If you look in a dictionary, the word “kind” can have many, many meanings. Words may have a history, a variety of ways in which to use them and who knows what else?

Let’s take a look in the Webster’s New Universal Unabridged Dictionary (Second Edition) that sits on the floor in my work room. It weighs about 15 pounds and is very good for stepping on in order to reach something high in a closet or cupboard.

In a practical sense, it includes space of about one and one half page in said Dictionary, to define the many uses of the word “kind.” Some dictionaries will also contain the history of a word describing how it was originally used; how that definition changed over time and (fortunately) how it is used today. However, let’s return to this dictionary and why we are focusing on it at this time.

Starting on Monday, Sept. 16, a free event, sponsored by many Pocatello businesses, will begin at 5 p.m. and provide entertainment, food and performances of dancing and singing. It will start from the Center Street Underpass and proceed to Main Street and then to Old Town Pocatello. However, the concept of being “kind” does not stop when the music stops.

Going on to the definition of “kind” in the dictionary, it progresses from “a natural inborn group; an agreement to one’s nature; tender; cordial; well-born; and then into words which make use of “kind” in part such as kindergarten which is a school or class for young children. Then, kindhearted; kindly; or kindred (relative by birth or common origin. A computer will also provide several definitions of ‘kind’, but, enough is enough before we get on to the purpose of this Old Town event.

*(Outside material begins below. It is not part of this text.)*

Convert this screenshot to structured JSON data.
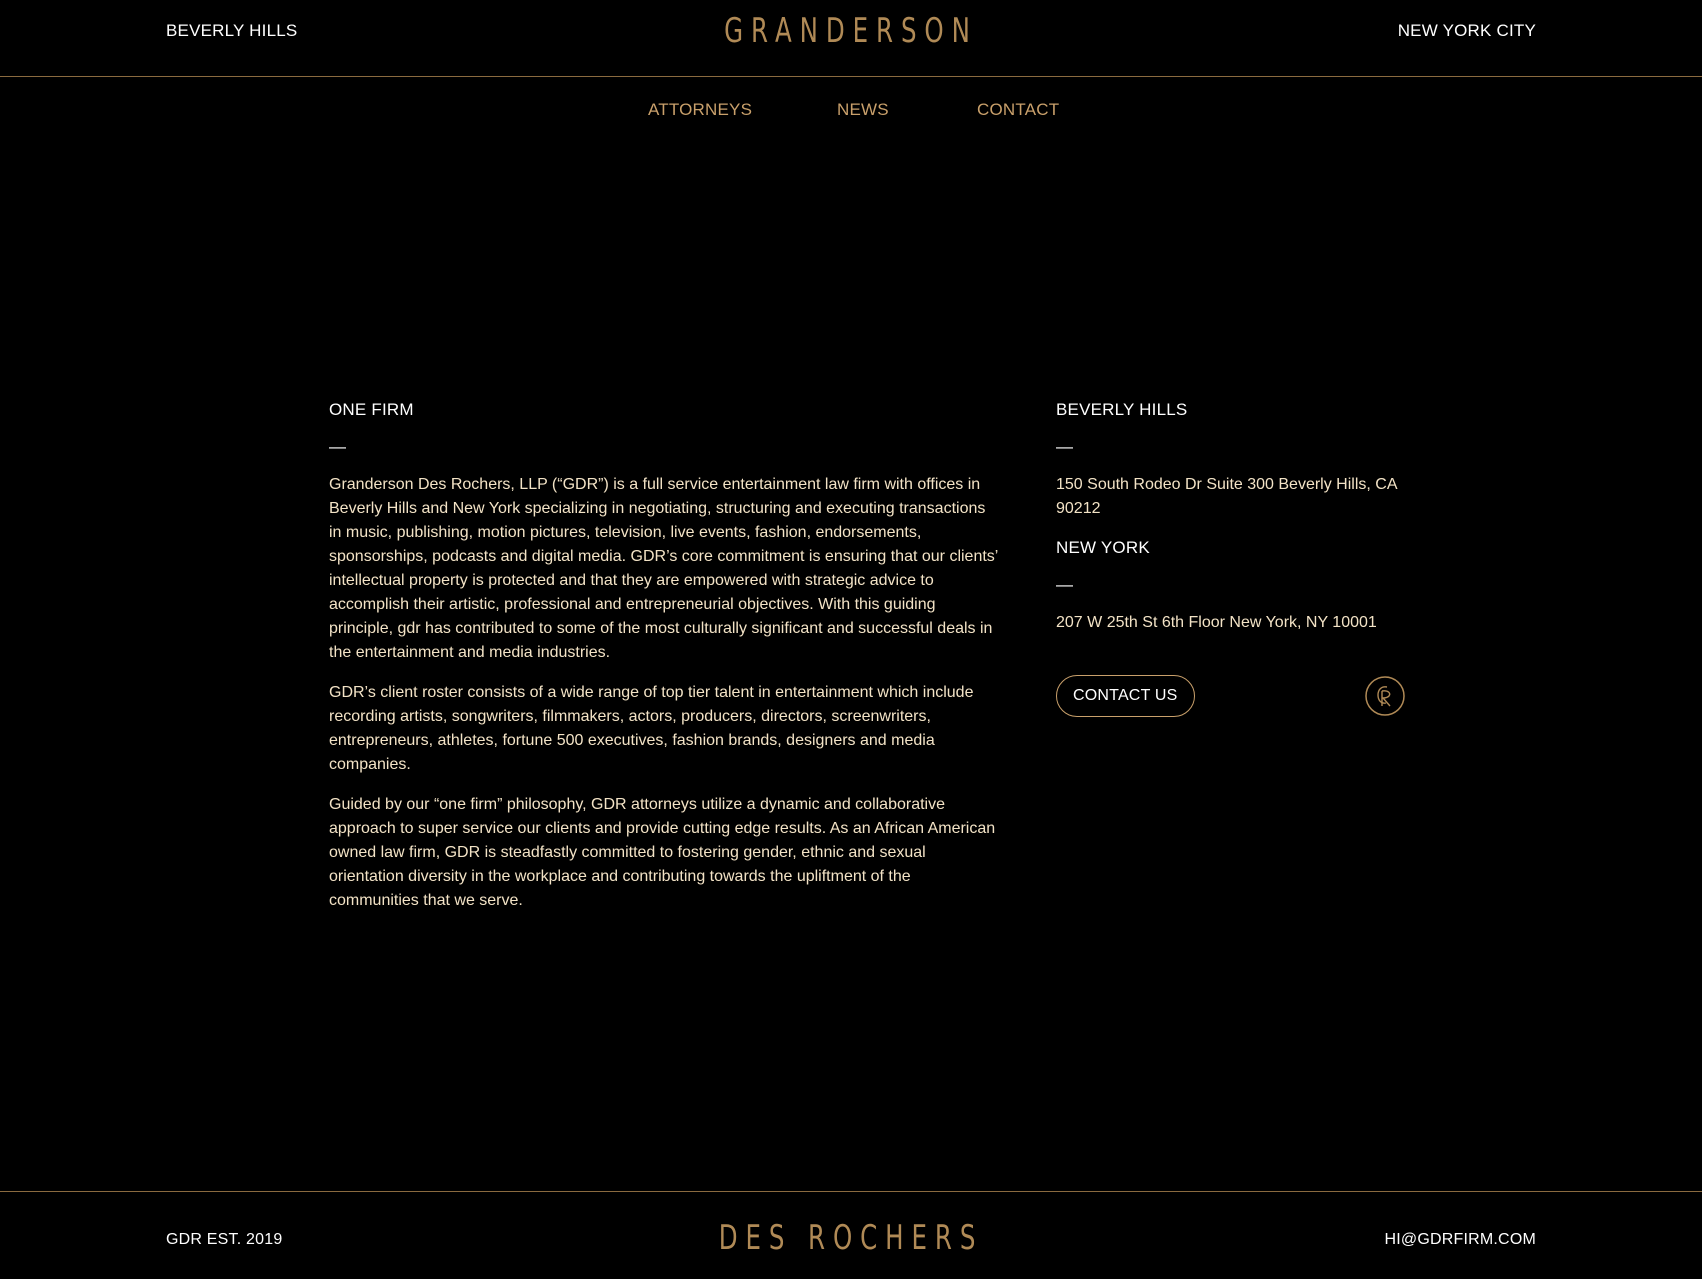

The word “kind” can be given careful thought in order to attain understanding of those individuals for whom home is under a bridge, in an alley, or on the street. We hear people objecting to help homeless individuals being taken care of in Pocatello.

The reasons for not allowing such a home to be available are often stated as: “we don’t want criminals living in our neighborhood.” The only response we can offer to such statements is 1) lacking in compassion, 2) has not traveled enough to know that this is not a unique situation here, or 3) won’t allow him or her to recognize how situations can become so desperate that living on the street is the only option available.

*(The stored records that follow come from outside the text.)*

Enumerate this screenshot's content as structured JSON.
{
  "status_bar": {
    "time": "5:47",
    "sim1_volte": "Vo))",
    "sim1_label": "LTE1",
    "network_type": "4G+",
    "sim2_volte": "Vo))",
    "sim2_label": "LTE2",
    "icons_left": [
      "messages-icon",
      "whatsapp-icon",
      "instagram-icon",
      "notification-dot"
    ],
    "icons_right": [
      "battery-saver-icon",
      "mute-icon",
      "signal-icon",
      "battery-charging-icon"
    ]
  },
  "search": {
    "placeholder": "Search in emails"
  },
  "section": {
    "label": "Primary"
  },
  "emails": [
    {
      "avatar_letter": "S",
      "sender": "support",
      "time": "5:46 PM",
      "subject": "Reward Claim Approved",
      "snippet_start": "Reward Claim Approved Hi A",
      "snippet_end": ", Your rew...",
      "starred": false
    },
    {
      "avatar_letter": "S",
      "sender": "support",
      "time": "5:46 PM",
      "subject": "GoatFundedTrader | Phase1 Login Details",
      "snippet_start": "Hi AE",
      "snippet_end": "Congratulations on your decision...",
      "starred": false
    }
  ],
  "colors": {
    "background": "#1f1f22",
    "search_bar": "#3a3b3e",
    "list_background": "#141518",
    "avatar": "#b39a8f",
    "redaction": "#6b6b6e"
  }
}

We live in a country that has had ups and downs about being kind. Presently, the attitudes most verbalized seem to be that anyone who is not capable of buying and living in a nice home is worthless, frightening and certainly not worth understanding.

But, as with so many attitudes and beliefs, we are often responding to individual fears and misconceptions. So how do we allow ourselves to move away?

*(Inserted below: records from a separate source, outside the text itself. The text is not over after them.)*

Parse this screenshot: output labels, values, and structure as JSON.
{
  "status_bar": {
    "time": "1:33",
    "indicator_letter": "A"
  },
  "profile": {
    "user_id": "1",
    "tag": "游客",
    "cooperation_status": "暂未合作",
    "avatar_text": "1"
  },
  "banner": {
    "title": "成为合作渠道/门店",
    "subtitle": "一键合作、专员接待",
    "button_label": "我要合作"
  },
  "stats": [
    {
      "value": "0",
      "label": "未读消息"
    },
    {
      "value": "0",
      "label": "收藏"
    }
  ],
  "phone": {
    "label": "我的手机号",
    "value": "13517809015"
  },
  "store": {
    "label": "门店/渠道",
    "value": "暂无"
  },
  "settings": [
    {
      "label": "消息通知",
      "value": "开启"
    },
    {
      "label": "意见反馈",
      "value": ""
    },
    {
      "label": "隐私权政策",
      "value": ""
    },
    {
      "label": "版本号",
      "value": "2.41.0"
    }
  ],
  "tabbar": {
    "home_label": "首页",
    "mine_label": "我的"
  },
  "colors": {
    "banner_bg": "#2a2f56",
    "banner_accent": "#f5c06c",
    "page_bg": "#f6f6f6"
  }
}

One situation is available for change right here in our schools. Being friendly, having conversations with new students, insisting that all teachers treat students equally instead of paying most attention to those who are cute, well-dressed and intellectually interesting. Even though that threesome of characteristics is not seen in every student, we sometimes treat them as totally special.

Then let’s go to the grocery store, where a person is yelling at his or her child to “shut up,” “stop asking for candy” and the list goes on. It is easy to immediately assume “terrible parent,” or “uneducated” child caretaker. However, it wouldn’t hurt to merely smile or just ignore the situation. The most important response might be to tell yourself “she or he is really having a bad day.” The point is that we often don’t know what lies behind a person’s actions and so we should not jump to conclusions.

So now we get to “the old guy on the street.” Instead of assuming “bum, lazy, scary,” we can always smile, ask if they need something, or just drive on by without making a mental decision that “there goes another criminal.”

There are so many sad situations about which we may be blind, and while this information is not meant to encourage everyone to leap toward doing something personally unsure, it doesn’t hurt to smile and understand that helping others is not foolishness, stupid, or downright ridiculous.Besides, being happy is good for each and every one of us. Try it, you’ll like it.

Kay Merriam of Pocatello has a Ph.D. from the University of Connecticut. She was the president of the state League of Women Voters for two years and president of the Pocatello chapter for two years as well. She was the president of the Bannock County Planning and Zoning Committee for 11 years and on the Pocatello-Chubbuck District 25 School Board for six years.